Moreover, bicubic and any other algorithmic interpolation do not help with the image compression artifacts like JPEG blocks, even worse - it enlarges them and makes more visible.
The problem of high-quality image upscaling cannot be solved without leading-edge technologies, among which are neural networks. Having significant "memorization" and generalization ability, a neural network trained on hundreds of thousands of of high-resolution and downscaled different real-world images. It brings an understanding of the underlying texture and objects to the image upscaling process. The neural networks can "hallucinate" completely new pixels on the enlarged image based on the examples of similar objects learned during the training. Images enriched with new detail thus look more realistic and plausible.
However, that alone does not make our "magic wand" truly magic. There's a difference between "academic" and "real" reactors.
Check it for more information.
"Academic" neural networks are trained on clean downscaled examples of high-resolution images. These examples are usually obtained by bicubic downsampling what is not really a good idea. The neural networks quickly guess the dependency between provided inputs and outputs.
For the folks who like science: it starts to solve an easier task by searching the solution on the manifold created by bicubic function.
"Real" images on the web also suffer from several different compression algorithms applied, camera noise, motion blur, etc. Academic studies usually do not consider image compression, especially a combination of multiple compression algorithms with different settings - the most common case around the web. All publicly available research and open-source usually works excellent with nice clean PNG images from well-known datasets. But they fail miserably on dirty real-world inputs corrupted by compression algorithms, camera noise, and low light during shooting.
Compression algorithms corrupt images by trying to reduce information contained in the images to shrink the file size.
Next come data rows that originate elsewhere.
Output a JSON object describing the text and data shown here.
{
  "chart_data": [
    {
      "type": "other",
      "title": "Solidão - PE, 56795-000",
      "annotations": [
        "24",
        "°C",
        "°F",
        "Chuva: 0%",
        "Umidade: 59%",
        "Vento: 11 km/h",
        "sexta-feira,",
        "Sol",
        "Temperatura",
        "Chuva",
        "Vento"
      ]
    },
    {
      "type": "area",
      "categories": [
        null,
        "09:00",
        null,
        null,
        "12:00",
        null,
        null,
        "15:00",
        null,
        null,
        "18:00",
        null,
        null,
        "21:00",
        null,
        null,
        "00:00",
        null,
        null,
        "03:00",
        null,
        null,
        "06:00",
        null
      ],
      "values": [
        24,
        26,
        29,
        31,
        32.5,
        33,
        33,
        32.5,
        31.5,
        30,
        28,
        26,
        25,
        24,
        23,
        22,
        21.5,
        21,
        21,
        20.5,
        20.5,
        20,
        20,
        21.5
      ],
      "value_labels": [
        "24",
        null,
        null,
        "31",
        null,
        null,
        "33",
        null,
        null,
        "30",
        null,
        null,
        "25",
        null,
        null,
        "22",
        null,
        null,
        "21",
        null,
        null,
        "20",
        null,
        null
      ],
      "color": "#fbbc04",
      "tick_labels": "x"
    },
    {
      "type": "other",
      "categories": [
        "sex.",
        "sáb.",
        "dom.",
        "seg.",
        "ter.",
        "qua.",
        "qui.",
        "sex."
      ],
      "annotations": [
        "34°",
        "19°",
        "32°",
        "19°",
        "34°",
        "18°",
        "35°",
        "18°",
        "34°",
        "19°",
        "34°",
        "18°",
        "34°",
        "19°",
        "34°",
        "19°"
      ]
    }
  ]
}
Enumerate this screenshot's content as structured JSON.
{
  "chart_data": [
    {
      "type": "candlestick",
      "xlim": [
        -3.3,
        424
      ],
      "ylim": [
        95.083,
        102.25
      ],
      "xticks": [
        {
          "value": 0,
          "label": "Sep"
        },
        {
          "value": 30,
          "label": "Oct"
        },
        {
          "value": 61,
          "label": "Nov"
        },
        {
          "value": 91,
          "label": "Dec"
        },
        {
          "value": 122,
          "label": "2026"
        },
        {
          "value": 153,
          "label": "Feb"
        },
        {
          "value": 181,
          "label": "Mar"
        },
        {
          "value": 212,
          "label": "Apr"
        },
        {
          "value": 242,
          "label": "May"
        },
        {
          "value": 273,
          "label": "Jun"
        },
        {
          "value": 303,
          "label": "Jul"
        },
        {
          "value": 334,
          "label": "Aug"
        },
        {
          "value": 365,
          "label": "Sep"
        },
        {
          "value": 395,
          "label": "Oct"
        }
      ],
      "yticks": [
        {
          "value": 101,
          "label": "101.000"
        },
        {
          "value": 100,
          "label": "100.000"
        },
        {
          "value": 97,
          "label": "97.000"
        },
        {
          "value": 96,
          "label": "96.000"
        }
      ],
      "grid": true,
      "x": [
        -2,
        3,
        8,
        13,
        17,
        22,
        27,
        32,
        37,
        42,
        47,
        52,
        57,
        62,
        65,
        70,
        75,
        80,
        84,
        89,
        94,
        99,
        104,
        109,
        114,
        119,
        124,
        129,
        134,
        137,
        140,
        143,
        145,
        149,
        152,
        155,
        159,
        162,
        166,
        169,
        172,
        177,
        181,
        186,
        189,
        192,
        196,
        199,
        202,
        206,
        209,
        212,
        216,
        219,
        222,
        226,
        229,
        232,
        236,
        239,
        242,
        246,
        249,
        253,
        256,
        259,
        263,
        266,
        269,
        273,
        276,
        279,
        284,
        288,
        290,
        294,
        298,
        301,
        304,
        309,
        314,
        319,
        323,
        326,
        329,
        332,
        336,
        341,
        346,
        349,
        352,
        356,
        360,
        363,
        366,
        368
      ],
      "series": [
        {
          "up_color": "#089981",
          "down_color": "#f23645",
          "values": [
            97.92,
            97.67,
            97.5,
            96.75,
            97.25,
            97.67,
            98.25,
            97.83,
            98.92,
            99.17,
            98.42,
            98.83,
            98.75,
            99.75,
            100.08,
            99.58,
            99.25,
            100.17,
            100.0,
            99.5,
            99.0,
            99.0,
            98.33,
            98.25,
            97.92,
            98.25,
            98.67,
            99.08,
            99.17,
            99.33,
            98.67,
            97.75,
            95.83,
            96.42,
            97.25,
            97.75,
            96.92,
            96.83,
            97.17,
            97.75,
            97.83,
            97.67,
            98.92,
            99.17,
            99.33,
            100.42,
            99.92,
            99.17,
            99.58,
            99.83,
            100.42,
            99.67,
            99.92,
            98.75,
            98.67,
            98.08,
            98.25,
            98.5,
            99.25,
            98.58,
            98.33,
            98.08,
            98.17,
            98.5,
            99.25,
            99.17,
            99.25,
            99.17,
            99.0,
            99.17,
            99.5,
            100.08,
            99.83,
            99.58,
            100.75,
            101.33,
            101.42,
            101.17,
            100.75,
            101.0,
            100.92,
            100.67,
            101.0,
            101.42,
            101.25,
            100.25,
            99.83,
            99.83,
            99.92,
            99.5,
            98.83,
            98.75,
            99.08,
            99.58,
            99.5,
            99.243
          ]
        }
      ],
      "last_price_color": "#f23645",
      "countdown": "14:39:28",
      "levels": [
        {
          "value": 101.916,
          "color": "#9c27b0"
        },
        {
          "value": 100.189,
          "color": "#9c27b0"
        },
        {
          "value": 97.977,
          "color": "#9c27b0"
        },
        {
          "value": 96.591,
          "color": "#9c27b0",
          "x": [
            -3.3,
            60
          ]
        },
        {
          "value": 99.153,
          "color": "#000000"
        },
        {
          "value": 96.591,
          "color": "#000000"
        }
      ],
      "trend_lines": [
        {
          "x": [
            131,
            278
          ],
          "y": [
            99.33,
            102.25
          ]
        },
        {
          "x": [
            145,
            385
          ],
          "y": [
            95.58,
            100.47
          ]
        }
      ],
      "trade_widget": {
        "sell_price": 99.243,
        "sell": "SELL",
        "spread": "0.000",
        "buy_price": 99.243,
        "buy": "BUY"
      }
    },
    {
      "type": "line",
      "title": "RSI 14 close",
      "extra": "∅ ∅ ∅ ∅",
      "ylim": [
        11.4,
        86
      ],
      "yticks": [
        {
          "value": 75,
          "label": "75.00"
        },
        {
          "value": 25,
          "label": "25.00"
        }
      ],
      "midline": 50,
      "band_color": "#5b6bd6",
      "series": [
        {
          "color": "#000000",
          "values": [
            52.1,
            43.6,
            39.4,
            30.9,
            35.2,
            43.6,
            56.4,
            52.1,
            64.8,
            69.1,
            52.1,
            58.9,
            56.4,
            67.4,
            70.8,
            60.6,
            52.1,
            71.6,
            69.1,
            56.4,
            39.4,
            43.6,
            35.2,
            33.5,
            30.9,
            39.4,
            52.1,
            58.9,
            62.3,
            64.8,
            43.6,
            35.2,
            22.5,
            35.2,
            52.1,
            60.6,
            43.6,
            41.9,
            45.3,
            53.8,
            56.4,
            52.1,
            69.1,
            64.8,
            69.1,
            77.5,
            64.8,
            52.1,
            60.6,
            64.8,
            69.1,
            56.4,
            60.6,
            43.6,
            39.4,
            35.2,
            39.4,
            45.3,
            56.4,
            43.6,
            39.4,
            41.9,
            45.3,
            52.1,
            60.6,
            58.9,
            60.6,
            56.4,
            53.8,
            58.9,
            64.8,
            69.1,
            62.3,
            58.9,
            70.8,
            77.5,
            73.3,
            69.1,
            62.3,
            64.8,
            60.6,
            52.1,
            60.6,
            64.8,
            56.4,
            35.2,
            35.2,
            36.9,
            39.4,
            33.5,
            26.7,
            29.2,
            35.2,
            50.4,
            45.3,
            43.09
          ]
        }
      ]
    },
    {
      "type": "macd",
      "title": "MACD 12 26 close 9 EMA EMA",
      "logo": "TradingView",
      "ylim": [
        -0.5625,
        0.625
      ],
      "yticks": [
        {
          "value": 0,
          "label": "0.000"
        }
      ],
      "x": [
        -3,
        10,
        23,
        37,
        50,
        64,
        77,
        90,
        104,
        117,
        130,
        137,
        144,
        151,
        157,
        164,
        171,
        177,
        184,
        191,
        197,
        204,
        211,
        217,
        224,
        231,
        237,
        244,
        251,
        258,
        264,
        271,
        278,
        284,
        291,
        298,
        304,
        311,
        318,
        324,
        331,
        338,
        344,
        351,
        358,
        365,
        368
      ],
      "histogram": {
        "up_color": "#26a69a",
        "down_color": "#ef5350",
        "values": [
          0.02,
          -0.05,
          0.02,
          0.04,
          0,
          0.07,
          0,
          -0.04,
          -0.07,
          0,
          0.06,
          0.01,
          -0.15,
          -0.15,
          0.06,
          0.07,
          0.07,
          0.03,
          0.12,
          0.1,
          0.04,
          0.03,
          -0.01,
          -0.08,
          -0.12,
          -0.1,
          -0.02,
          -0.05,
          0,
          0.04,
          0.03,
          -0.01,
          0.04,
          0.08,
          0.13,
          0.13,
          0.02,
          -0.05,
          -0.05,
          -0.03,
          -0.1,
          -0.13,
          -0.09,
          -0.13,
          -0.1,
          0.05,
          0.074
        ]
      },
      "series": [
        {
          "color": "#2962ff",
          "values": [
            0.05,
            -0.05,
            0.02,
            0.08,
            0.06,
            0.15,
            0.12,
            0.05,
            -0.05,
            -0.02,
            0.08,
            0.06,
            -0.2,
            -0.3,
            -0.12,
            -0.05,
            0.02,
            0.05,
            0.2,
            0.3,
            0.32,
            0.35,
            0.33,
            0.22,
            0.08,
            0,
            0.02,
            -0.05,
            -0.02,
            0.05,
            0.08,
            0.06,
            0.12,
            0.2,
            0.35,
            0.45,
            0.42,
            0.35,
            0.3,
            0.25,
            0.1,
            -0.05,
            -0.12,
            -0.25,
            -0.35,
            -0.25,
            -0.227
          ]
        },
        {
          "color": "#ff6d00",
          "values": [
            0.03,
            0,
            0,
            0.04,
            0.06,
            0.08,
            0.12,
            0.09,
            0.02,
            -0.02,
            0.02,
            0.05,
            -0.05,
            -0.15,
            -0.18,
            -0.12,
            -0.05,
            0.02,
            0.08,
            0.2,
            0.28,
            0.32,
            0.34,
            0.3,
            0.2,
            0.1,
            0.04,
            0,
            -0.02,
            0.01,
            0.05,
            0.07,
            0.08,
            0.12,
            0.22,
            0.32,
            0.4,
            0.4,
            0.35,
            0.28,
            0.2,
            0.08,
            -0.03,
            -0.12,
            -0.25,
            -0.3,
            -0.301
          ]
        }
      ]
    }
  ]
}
This makes the task for "real" algorithm even more difficult.
Therefore, neural networks should:
- understand context to remove (unknown) compression artifacts from the image, camera noise, and other real-world corruptions
- restore missing detail in compressed and corrupted images with reduced information contained in the input.
For the folks who like science:
The problem with compression can be interpreted as a harder "one-to-many" problem for neural network, as it needs to consider drawing many different variants of upscaled texture corresponding to the low-resolution compressed one. Indeed, if you're doing 4x upscale, you need to draw 4x4 = 16 new pixels for every single pixel on the low-resolution image. Still, if you have low-resolution information destroyed by JPEG compression to the degree of blurry square blocks, the number of possible upscales which may correspond to this block increases. Traditional neural networks are usually confused by "one-to-many" problem. They tend to output an average of possible outcomes appearing as blur on the output image.
What's under our hood?
We are a Deep Learning based photo processing product running on the cloud.In our upscaling process, we rely on a new powerful type of neural networks called GANs. It can create new realistically looking images out of thin air.
The same type of algorithm can be used to generate faces of people that never existed. Just take a look here.
Such network “learns” what a good quality image is and applies this knowledge to generate upscaled versions of the images you upload.
However, the way it works implies the original image and the downloaded one to be not 100% the same. They can be slightly different since GAN network uses some frequent patterns to generate missing features. It makes images not only larger in resolution, but also crispy, clean and ready to print or post on your website.
In addition, we study real images from our customers to understand their specificities and make our system work with such cases. We often get insanely corrupted images from Instagram. This social network compresses images a lot and allows only 600 x 600 resolution - the quality too low to be used for personal or business purposes.
GAN solves the problems mentioned above and successfully recovers compressed data from its context.This network chooses only the best for your photo. And that's absolutely fascinating.